A videoconferencing workstation with a dedicated ISDN line was set up in the Moot Court Room in addition to the portable videoconferencing equipment already owned by the library.
3. Panel Session:
Melinda Renner gave an update on the panel session hosted by the Academic Law Libraries SIG. It takes place on Monday May 17, 2004, at 4.30 pm and is entitled: Great Expectations: Are We Delivering What They Need? Speakers representing all backgrounds will examine whether law students are acquiring the research skills they need to work effectively in a law firm. Melinda encouraged members to attend this panel session.
4. CALL 2005:
Chair for the 2005 meeting: Eizabeth Bruton called for nominations and expressions of interest.
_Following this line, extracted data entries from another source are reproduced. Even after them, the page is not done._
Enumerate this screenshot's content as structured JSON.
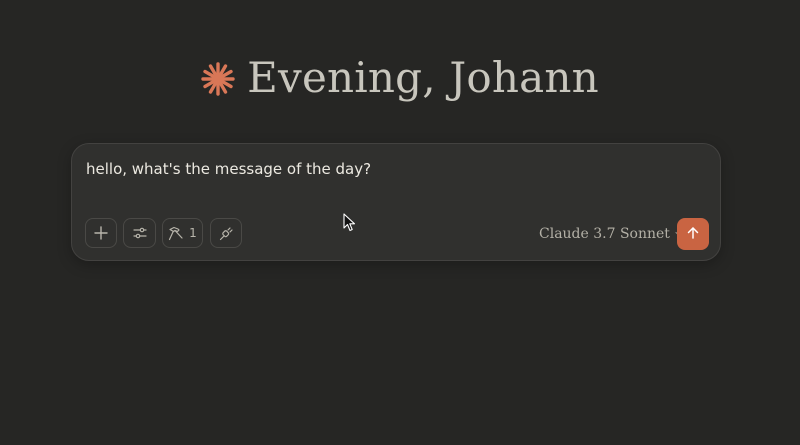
{
  "greeting": {
    "text": "Evening, Johann",
    "logo_icon": "claude-starburst-icon",
    "logo_color": "#d97757"
  },
  "composer": {
    "prompt_text": "hello, what's the message of the day?",
    "add_icon": "plus-icon",
    "settings_icon": "sliders-icon",
    "tools_icon": "hammer-icon",
    "tools_count": "1",
    "connect_icon": "plug-icon",
    "model_name": "Claude 3.7 Sonnet",
    "model_chevron_icon": "chevron-down-icon",
    "send_icon": "arrow-up-icon",
    "send_color": "#c96442"
  },
  "colors": {
    "background": "#262624",
    "composer_bg": "#30302e",
    "text": "#ece9e1"
  }
}
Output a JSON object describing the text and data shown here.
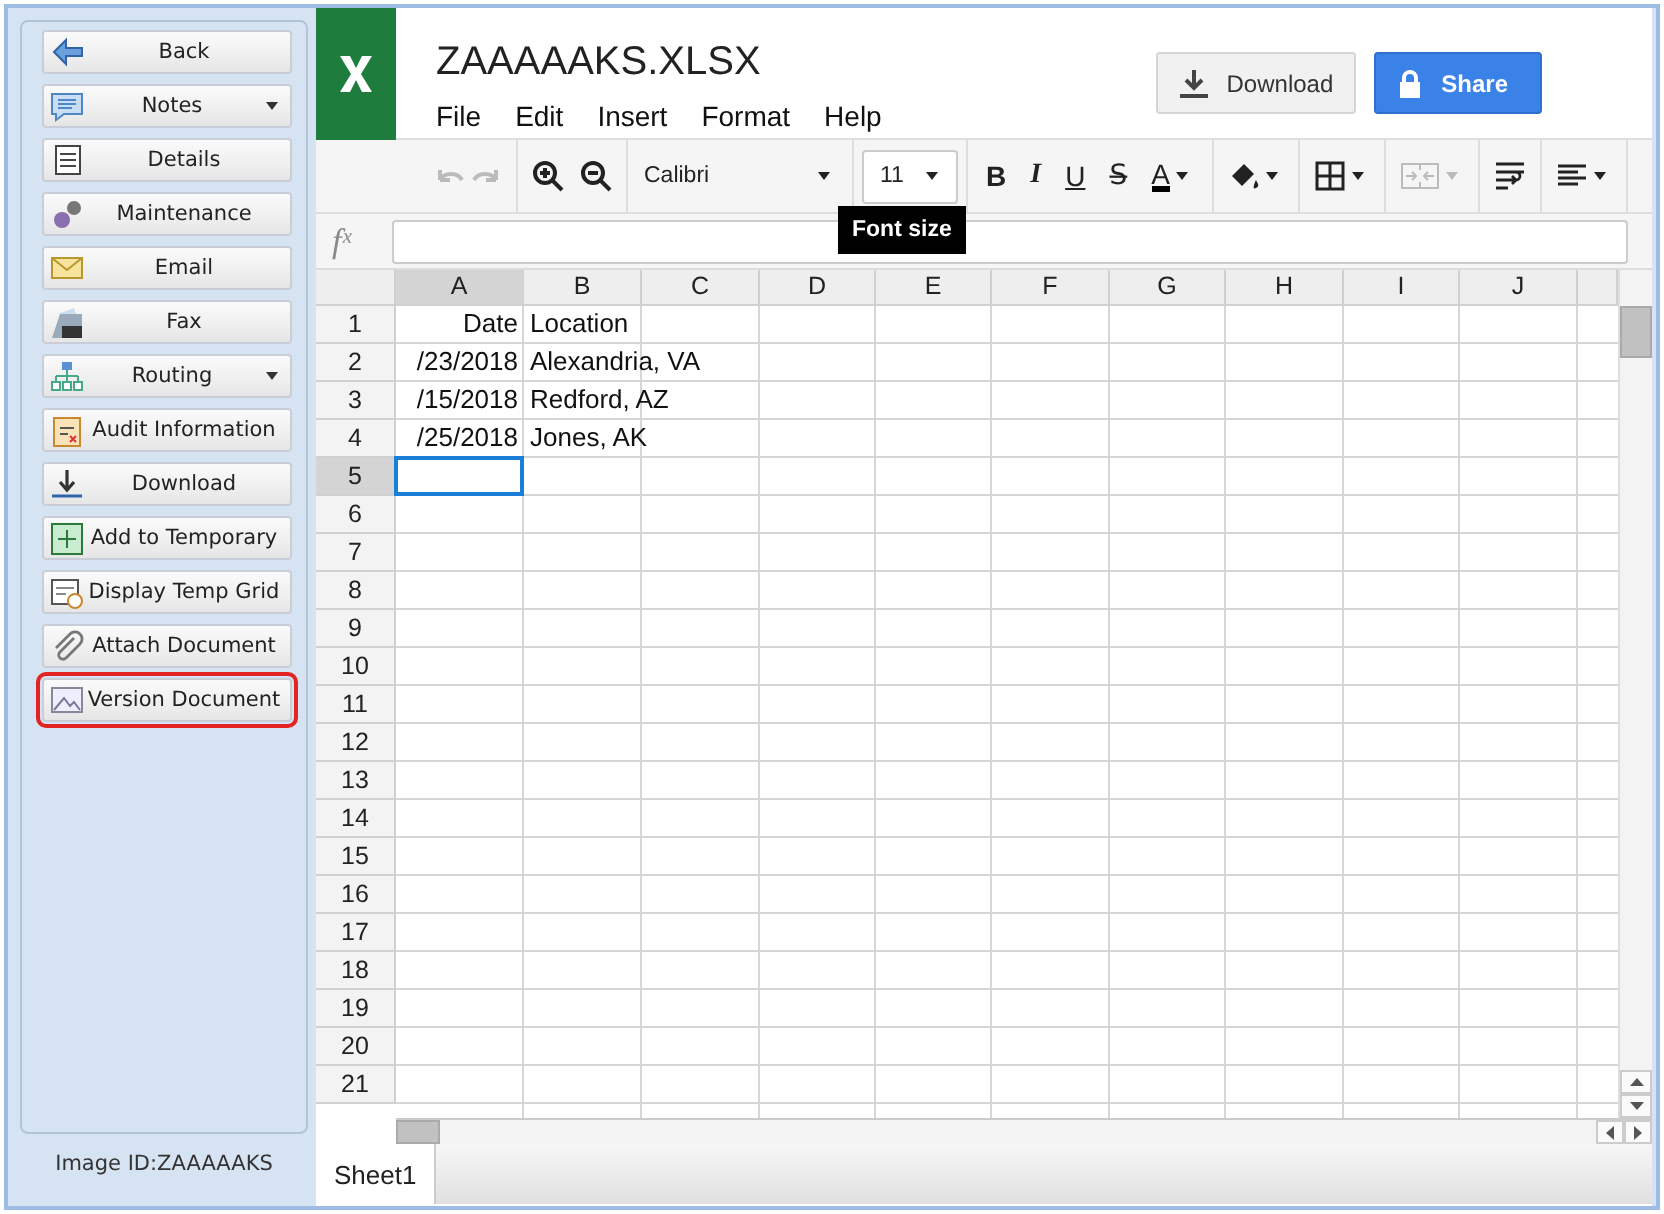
{
  "sidebar": {
    "buttons": [
      {
        "label": "Back",
        "kind": "button",
        "selected": false
      },
      {
        "label": "Notes",
        "kind": "dropdown",
        "selected": false
      },
      {
        "label": "Details",
        "kind": "button",
        "selected": false
      },
      {
        "label": "Maintenance",
        "kind": "button",
        "selected": false
      },
      {
        "label": "Email",
        "kind": "button",
        "selected": false
      },
      {
        "label": "Fax",
        "kind": "button",
        "selected": false
      },
      {
        "label": "Routing",
        "kind": "dropdown",
        "selected": false
      },
      {
        "label": "Audit Information",
        "kind": "button",
        "selected": false
      },
      {
        "label": "Download",
        "kind": "button",
        "selected": false
      },
      {
        "label": "Add to Temporary",
        "kind": "button",
        "selected": false
      },
      {
        "label": "Display Temp Grid",
        "kind": "button",
        "selected": false
      },
      {
        "label": "Attach Document",
        "kind": "button",
        "selected": false
      },
      {
        "label": "Version Document",
        "kind": "button",
        "selected": true
      }
    ],
    "image_id": "Image ID:ZAAAAAKS"
  },
  "document": {
    "title": "ZAAAAAKS.XLSX",
    "menu": [
      "File",
      "Edit",
      "Insert",
      "Format",
      "Help"
    ],
    "download_button": "Download",
    "share_button": "Share"
  },
  "toolbar": {
    "undo_disabled": true,
    "font": "Calibri",
    "font_size": "11",
    "tooltip": "Font size",
    "format_buttons": [
      {
        "label": "B",
        "kind": "bold"
      },
      {
        "label": "I",
        "kind": "italic"
      },
      {
        "label": "U",
        "kind": "underline"
      },
      {
        "label": "S̶",
        "kind": "strike"
      },
      {
        "label": "A",
        "kind": "color"
      }
    ],
    "merge_disabled": true
  },
  "formula_bar": {
    "label": "fˣ"
  },
  "sheet": {
    "columns": [
      {
        "label": "A",
        "selected": true
      },
      {
        "label": "B",
        "selected": false
      },
      {
        "label": "C",
        "selected": false
      },
      {
        "label": "D",
        "selected": false
      },
      {
        "label": "E",
        "selected": false
      },
      {
        "label": "F",
        "selected": false
      },
      {
        "label": "G",
        "selected": false
      },
      {
        "label": "H",
        "selected": false
      },
      {
        "label": "I",
        "selected": false
      },
      {
        "label": "J",
        "selected": false
      }
    ],
    "rows": [
      {
        "number": "1",
        "selected": false,
        "cells": [
          "Date",
          "Location"
        ]
      },
      {
        "number": "2",
        "selected": false,
        "cells": [
          "/23/2018",
          "Alexandria, VA"
        ]
      },
      {
        "number": "3",
        "selected": false,
        "cells": [
          "/15/2018",
          "Redford, AZ"
        ]
      },
      {
        "number": "4",
        "selected": false,
        "cells": [
          "/25/2018",
          "Jones, AK"
        ]
      },
      {
        "number": "5",
        "selected": true
      },
      {
        "number": "6",
        "selected": false
      },
      {
        "number": "7",
        "selected": false
      },
      {
        "number": "8",
        "selected": false
      },
      {
        "number": "9",
        "selected": false
      },
      {
        "number": "10",
        "selected": false
      },
      {
        "number": "11",
        "selected": false
      },
      {
        "number": "12",
        "selected": false
      },
      {
        "number": "13",
        "selected": false
      },
      {
        "number": "14",
        "selected": false
      },
      {
        "number": "15",
        "selected": false
      },
      {
        "number": "16",
        "selected": false
      },
      {
        "number": "17",
        "selected": false
      },
      {
        "number": "18",
        "selected": false
      },
      {
        "number": "19",
        "selected": false
      },
      {
        "number": "20",
        "selected": false
      },
      {
        "number": "21",
        "selected": false
      }
    ],
    "tabs": [
      {
        "label": "Sheet1",
        "selected": true
      }
    ]
  }
}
Elizabeth was confirmed as chair for the 2005 meeting.
Program suggestions for next year: Barb Burrows conveyed a suggestion originally proposed by Katherine Arbuckle, that next year's programme examine the experience libraries have had with Chat Reference. Presenters could include Tracy Thompson and Katherine Arbuckle.
4.5. Publishers Reports:
Bonnie Preece, Carswell: Libraries wanting campus-wide access to Westlaw/eCarswell were encouraged to speak directly with their academic representative. There are many options; IP-validated access to ICLL is available.
The chair invited comments or questions from other publishers' representatives but there were no further comments.
5. Report from CALL-D:
John Davis presented the report from CALL-D. The meeting did not have a quorum: 5 out of 20 schools were represented at the meeting.
Some of the issues discussed at the meeting:
- How to cover the costs for CALL-D?
- TaxNet Pro report
- ILL agreement: In spite of some changes in Alberta's ILL arrangements, Alberta continues to abide by the terms of the law school libraries' reciprocal ILL agreement. It was clarified that this agreement does not have any set expiry date and does not require annual renewals.
- Directors exchanged reports on activities in their respective libraries over the past year.
- Directors considered the possibility of videoconferencing among CALL-D members as a way to make meetings more accessible and overcome the difficulty of finding time and money to attend the meetings in person
- Ted Tjaden presented a report on the SCC copyright decision
- Passwords for adjuncts/sessional instructors to have access to academic programme electronic resources were discussed
- The project of retrospectively digitizing U.S. government publications undertaken by the USGPO was seen as both ambitious and positive. It is to be hoped that Canada will undertake a similar project.
- Jules LaRiviere is working with Marianne Scott to update the Index to Canadian Legal Periodical Literature
- Sonia Poulin has been appointed University Librarian at Moncton.
6. Academic Law Libraries SIG Dinner:
Elizabeth Bruton reported that she was looking for a suitable restaurant for the SIG dinner, which would follow the panel session on Monday May 17. Information on the time and place would be posted once these arrangements had been made.